How to drop table using pyspark jdbc connector to teradata?


I can select from the teradata database, but I cannot drop using pyspark.

I have also used jaydebeapi to drop the table in the same spark session and that works. Was hoping someone may have encountered the same issue.

drop_sql = """ (DROP TABLE <DB_NAME>.<TABLENAME>) """


conn = spark.read \
.format("jdbc") \
.option("driver","com.teradata.jdbc.TeraDriver") \
.option("url","jdbc:teradata://<IP_ADDRESS>/DATABASE=. <DB_NAME>,TMODE=ANSI,CHARSET=UTF8,TYPE=FASTLOAD,LOGMECH=LDAP") \
.option("query", drop_sql) \
.option("user", user) \
.option("password",password)\
.option("fetchsize",10000).load()

ERROR:

Py4JJavaError: An error occurred while calling o265.load. : java.sql.SQLException: [Teradata Database] [TeraJDBC 17.20.00.15] [Error 3707] [SQLState 42000] Syntax error, expected something like a name or a Unicode delimited identifier or an 'UDFCALLNAME' keyword or a 'SELECT' keyword or '(' between '(' and the 'DROP' keyword.


Solution

  • spark.read provides a higher level language. It's not a Terradata driver for python.

    • Queries you pass to spark.read.format('jdbc').option(query, '...') can only contain SELECT statements.
    • Whatever you provide there is in-turn wrapped in an outer SELECT by spark code before it's sent to underlying driver for execution.
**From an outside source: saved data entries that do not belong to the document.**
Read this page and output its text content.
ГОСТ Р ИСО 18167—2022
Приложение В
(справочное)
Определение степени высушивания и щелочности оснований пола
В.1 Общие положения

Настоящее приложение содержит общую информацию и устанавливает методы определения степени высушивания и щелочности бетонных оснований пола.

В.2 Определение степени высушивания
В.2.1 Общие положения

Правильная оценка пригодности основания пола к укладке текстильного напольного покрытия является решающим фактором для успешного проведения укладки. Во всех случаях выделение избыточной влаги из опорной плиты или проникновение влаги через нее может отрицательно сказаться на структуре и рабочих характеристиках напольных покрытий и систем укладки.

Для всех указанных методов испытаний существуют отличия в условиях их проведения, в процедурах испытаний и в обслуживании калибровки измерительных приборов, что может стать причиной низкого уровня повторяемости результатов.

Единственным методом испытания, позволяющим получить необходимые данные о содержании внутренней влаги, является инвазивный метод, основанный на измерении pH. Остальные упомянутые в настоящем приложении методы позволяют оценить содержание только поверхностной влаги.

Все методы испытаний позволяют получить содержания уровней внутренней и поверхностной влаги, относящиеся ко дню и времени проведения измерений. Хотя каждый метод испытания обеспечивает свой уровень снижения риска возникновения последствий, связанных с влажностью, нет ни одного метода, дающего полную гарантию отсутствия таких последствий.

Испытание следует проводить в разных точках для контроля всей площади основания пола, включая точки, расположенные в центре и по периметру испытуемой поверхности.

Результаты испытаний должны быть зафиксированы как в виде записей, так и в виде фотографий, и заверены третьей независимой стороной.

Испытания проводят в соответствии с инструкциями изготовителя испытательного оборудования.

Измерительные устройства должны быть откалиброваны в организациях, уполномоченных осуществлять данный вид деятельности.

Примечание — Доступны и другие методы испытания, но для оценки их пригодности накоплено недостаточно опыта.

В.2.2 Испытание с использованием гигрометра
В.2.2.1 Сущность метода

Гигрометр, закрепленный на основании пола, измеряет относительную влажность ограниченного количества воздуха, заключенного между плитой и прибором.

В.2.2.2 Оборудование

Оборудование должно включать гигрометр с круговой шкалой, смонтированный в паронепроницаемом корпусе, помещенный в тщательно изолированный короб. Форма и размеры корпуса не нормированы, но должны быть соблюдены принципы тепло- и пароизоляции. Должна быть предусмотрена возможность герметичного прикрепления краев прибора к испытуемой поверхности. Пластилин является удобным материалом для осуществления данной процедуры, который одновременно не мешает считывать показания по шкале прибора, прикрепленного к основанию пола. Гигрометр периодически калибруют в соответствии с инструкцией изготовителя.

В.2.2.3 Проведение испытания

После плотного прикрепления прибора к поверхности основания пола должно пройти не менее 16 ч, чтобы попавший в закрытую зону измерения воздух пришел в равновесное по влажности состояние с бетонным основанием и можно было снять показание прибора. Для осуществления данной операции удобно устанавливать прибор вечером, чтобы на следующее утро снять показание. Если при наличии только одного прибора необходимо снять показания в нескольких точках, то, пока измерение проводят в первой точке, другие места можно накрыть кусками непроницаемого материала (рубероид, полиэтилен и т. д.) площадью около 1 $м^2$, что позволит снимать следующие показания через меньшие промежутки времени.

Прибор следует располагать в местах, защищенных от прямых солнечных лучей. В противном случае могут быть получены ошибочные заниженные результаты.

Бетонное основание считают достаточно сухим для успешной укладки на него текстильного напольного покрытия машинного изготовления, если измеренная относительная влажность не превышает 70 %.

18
E.g.
    
    spark.read.format("jdbc") \
        .option("url", jdbcUrl) \
        .option("query", "SELECT c1, c2 FROM t1") \
        .option("partitionColumn", "partiion_id") \
        .option("lowerBound", "1") \
        .option("upperBound", "300") \
        .option("numPartitions", "3") \
        .load()
    

    Would translate to 3 queries like these being executed in parallel on underlying DB. Please note real ones would be slightly different, this is curated for academic purpose:

    SELECT t.* FROM (SELECT c1, c2 FROM t1 WHERE partiion_id BETWEEN 1 AND 100) t
    SELECT t.* FROM (SELECT c1, c2 FROM t1 WHERE partiion_id BETWEEN 100 AND 200) t
    SELECT t.* FROM (SELECT c1, c2 FROM t1 WHERE partiion_id BETWEEN 100 AND 300) t
    

    So in your case Terradata is unhappy because Spark is executing something along the lines of:

    SELECT t.* FROM (DROP TABLE <DB_NAME>.<TABLENAME>) t


    What you have is not "pyspark jdbc connector to teradata". It's "Terradata JDBC driver".
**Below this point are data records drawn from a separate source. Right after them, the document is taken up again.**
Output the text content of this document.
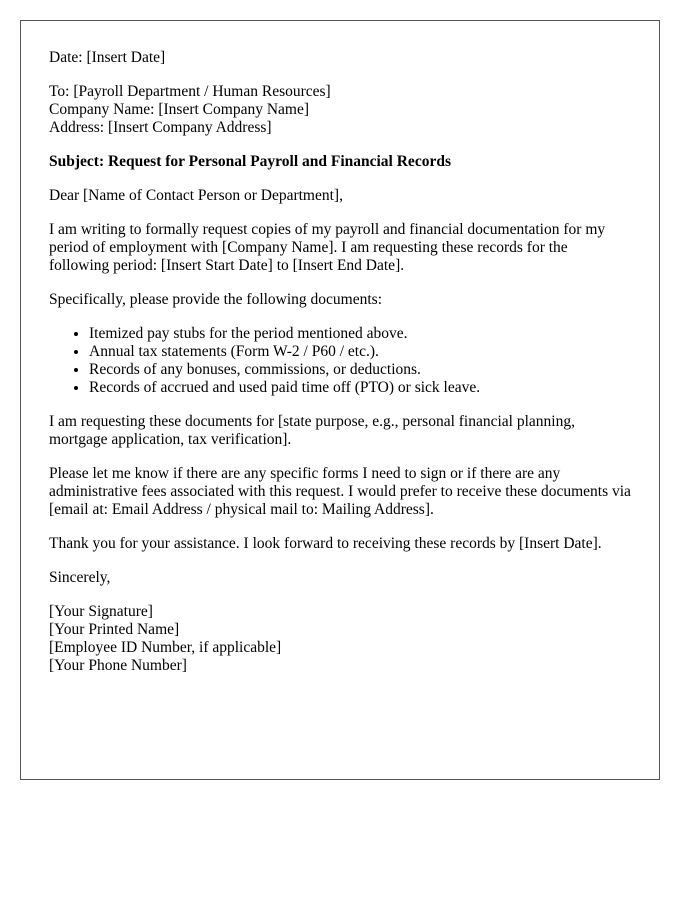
Date: [Insert Date]

To: [Payroll Department / Human Resources]
Company Name: [Insert Company Name]
Address: [Insert Company Address]

Subject: Request for Personal Payroll and Financial Records

Dear [Name of Contact Person or Department],

I am writing to formally request copies of my payroll and financial documentation for my period of employment with [Company Name]. I am requesting these records for the following period: [Insert Start Date] to [Insert End Date].

Specifically, please provide the following documents:

• Itemized pay stubs for the period mentioned above.
• Annual tax statements (Form W-2 / P60 / etc.).
• Records of any bonuses, commissions, or deductions.
• Records of accrued and used paid time off (PTO) or sick leave.

I am requesting these documents for [state purpose, e.g., personal financial planning, mortgage application, tax verification].

Please let me know if there are any specific forms I need to sign or if there are any administrative fees associated with this request. I would prefer to receive these documents via [email at: Email Address / physical mail to: Mailing Address].

Thank you for your assistance. I look forward to receiving these records by [Insert Date].

Sincerely,

[Your Signature]
[Your Printed Name]
[Employee ID Number, if applicable]
[Your Phone Number]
    To run Terradata specific SQL on Terradata you need write python code that uses Terradata specific driver. Here is an example.

    import teradatasql
    
    with teradatasql.connect (host="whomooz", user="guest", password="please") as con:
        with con.cursor () as cur:
            try:
                sRequest = "DROP TABLE <DB_NAME>.<TABLENAME>"
                print (sRequest)
                cur.execute (sRequest)
            except Exception as ex:
                print ("Ignoring", str (ex).split ("\n") [0])
    

    If you want to run this code on Databricks/Spark-cluster then you'll have to add the jdbc driver library on the cluster in question. E.g. as a cluster library. And then run the code above on that cluster.

    I assume you've already done this given the error you're getting.